Criticism is dangerous because it wounds a person’s precious pride, hurts their sense of importance, arouses resentment, and impairs all their further usefulness. It is futile because it puts a person on the defensive and usually makes them strive to justify themselves. Now you know why bashing Trump won’t help us at all. Instead, we will keep running to check his tweets. What do you expect anyway? I don’t know much about politics but the point here is that the person you condemn will probably justify him/herself and condemn you in return.
Sharp criticisms and rebukes almost invariably end in futility. If you and I want to stir up a resentment tomorrow that may rankle across the decades and endure until death, just let us indulge in a little stinging criticism, no matter how certain we are that it is justified. When dealing with people, let us remember we are not dealing with creatures of logic. We are dealing with creatures of emotion, creatures bristling with prejudices and motivated by pride and vanity.

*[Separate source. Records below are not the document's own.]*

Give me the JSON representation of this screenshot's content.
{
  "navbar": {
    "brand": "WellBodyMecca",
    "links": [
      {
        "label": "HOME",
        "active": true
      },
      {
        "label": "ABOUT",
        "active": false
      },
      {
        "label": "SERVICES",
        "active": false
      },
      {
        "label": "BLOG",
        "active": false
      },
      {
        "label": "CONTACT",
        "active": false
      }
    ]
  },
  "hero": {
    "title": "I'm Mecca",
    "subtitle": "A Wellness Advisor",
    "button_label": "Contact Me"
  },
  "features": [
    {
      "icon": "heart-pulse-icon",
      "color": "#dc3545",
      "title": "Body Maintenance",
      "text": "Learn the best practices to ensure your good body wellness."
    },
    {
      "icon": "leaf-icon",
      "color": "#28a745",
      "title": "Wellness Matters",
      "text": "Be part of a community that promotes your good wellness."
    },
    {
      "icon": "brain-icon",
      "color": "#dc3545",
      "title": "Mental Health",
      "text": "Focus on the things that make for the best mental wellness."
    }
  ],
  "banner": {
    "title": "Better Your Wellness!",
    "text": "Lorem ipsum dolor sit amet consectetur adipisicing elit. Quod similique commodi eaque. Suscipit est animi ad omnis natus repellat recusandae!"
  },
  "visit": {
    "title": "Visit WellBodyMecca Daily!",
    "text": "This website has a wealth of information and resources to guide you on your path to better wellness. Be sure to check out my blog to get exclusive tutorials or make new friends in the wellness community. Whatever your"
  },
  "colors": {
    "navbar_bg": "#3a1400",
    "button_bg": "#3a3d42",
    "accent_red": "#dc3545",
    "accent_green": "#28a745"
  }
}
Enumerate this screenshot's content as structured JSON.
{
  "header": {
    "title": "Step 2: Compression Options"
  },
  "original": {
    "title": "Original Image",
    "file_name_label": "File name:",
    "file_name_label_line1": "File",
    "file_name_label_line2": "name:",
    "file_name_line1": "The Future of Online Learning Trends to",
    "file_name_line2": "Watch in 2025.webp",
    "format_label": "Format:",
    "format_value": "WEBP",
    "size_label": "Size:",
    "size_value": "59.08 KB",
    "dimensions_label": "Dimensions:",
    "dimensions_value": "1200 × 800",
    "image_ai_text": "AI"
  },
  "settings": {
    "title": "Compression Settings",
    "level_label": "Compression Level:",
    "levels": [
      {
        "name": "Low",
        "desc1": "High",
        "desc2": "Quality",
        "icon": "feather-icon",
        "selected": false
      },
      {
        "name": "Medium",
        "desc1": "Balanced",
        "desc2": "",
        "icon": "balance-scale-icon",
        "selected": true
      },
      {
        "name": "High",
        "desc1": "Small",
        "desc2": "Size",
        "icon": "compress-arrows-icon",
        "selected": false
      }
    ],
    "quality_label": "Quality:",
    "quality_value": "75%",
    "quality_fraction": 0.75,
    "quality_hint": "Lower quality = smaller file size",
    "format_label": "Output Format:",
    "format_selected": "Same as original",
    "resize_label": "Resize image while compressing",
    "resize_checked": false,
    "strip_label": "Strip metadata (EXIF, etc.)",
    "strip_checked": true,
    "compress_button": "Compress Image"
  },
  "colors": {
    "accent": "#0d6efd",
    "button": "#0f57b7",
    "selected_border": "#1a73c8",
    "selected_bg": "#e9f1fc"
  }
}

It takes character and self-control to be understanding and forgiving. Instead of condemning people, let’s try to understand them. Let’s try to figure out why they decided to follow a certain path. That’s a lot more profitable than criticism; and it breeds sympathy, tolerance, and kindness.
“To know all is to forgive all, ” as Dr.Johnson said. “God himself, sir, does not propose to judge man until the end of his days, why should you and I?”